6. Personal internet devices will anticipate your needs
Devices such as smartphones already have access to a lot of information about users, such as their diary and location via GPS, and Intel believes they will be able to act on this more intelligently in future. "Wouldn’t it be good if your phone could warn you that you need to hurry up to get to that meeting you have booked?" said Cutler.
7. Internet devices will automatically share resources
The promise of electronic devices able to quickly and easily share data is nothing new, and Intel trots this one out again for the coming decade. With high bandwidth wireless interfaces becoming commonplace in consumer electronics, users should be able to walk into a room and have the photos on their digital camera display on the 42in TV in the corner. Intel foresees that some form of GUI will let users visually link devices, which it terms "composable computing" . "You'll use a graphical editor to say 'I want this device to make use of this feature in this device'," said Cutler.
8. Next generation TV
TV will be ubiquitous, in that users will be able to get it wherever they are, on any device they choose, according to Intel. But it will be more personalised, presenting users with a list of what they prefer to watch, and more informative.

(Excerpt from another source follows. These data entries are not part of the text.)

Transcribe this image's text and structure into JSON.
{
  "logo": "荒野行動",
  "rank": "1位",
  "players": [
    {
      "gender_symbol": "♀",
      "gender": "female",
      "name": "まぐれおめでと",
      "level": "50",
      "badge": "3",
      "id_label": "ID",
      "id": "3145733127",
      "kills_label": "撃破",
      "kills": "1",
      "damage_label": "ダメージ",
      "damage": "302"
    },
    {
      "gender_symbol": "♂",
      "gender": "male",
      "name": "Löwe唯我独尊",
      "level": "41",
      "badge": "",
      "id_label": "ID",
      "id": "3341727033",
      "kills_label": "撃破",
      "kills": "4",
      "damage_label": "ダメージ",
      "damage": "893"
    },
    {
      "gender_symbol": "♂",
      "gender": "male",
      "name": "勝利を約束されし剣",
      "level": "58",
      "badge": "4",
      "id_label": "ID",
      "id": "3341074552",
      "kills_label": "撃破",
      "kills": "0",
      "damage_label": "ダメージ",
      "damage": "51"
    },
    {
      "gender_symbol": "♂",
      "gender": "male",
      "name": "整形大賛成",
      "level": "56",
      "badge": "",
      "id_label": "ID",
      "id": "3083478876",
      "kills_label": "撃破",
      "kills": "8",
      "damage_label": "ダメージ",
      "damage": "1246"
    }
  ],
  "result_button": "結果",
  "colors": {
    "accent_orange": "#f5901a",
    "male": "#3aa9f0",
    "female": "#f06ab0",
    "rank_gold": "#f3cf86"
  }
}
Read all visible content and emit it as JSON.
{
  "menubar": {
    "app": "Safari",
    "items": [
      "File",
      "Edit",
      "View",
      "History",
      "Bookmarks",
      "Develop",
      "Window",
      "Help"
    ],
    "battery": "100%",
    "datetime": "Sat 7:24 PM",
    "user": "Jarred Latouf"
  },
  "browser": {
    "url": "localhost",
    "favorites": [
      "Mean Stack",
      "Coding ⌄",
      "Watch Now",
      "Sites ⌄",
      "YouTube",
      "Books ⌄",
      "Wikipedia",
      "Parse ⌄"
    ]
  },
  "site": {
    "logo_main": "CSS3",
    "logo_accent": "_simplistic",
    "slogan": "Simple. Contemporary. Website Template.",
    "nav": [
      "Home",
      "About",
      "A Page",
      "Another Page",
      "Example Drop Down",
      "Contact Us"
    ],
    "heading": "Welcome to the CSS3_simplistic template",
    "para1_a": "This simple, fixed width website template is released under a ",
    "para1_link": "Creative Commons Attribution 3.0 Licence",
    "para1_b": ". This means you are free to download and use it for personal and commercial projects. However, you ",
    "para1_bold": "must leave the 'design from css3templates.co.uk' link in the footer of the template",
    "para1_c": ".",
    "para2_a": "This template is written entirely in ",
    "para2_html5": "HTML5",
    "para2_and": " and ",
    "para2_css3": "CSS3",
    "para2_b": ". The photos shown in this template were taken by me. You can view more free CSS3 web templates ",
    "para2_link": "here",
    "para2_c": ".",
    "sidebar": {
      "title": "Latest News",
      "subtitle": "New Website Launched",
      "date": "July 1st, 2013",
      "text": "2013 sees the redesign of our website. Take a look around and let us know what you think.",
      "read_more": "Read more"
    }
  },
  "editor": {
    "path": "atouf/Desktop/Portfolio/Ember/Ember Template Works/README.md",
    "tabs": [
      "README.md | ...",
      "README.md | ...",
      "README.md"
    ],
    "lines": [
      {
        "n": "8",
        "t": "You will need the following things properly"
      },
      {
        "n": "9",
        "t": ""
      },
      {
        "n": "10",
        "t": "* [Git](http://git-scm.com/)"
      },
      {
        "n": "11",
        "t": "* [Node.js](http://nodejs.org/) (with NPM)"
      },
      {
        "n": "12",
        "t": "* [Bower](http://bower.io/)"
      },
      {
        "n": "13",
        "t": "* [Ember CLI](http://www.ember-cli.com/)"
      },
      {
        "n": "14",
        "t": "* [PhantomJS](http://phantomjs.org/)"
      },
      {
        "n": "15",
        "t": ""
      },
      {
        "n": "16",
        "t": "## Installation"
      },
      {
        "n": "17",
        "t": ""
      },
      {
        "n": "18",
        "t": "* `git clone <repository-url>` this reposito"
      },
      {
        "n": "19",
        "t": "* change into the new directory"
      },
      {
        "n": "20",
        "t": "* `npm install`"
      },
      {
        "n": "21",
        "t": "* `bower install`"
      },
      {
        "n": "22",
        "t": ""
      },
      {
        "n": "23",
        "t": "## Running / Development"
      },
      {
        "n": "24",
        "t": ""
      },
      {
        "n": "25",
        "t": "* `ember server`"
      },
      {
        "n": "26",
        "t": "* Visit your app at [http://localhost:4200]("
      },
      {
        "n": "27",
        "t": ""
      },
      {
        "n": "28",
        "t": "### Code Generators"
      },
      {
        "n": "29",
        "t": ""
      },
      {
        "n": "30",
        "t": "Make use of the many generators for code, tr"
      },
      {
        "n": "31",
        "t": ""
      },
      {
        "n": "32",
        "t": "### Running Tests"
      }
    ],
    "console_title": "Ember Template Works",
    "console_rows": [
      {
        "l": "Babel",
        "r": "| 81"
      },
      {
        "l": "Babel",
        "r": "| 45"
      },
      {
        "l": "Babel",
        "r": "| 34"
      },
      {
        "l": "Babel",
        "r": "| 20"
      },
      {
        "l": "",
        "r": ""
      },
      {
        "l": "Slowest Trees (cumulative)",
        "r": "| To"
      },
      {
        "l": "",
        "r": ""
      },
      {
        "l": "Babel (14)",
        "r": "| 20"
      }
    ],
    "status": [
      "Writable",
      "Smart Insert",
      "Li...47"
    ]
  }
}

Users will be able to select an athlete while watching a race and bring up biographical information, or see statistics on the horses taking part in a race.
9. 3D worlds will become seamlessly connected
While online worlds such as Second Life and World of Warcraft are self-contained, Intel believes these will become more interconnected in future. Cutler gave the example of a company like Amazon establishing a 3D store with shopping aisles and book shelves that can be entered via virtual worlds such as Second Life, while businesses will make more use of online meeting spaces.
10. A revolution in the way wireless spectrum is managed
This is a favourite hobby horse of Intel's. The number of devices using wireless communications is growing, but much of the available radio spectrum is already allocated, and even worse, the available free bandwidth is fragmented and varies from region to region. "We have the technology now to make one radio that can configure itself for whatever you need. The problem is the available spectrum. It’s all allocated, but a lot is not being used for anything," said Cutler. He said that Intel is pushing to free up spectrum for people to use, and that we “need to use the spectrum more efficiently”.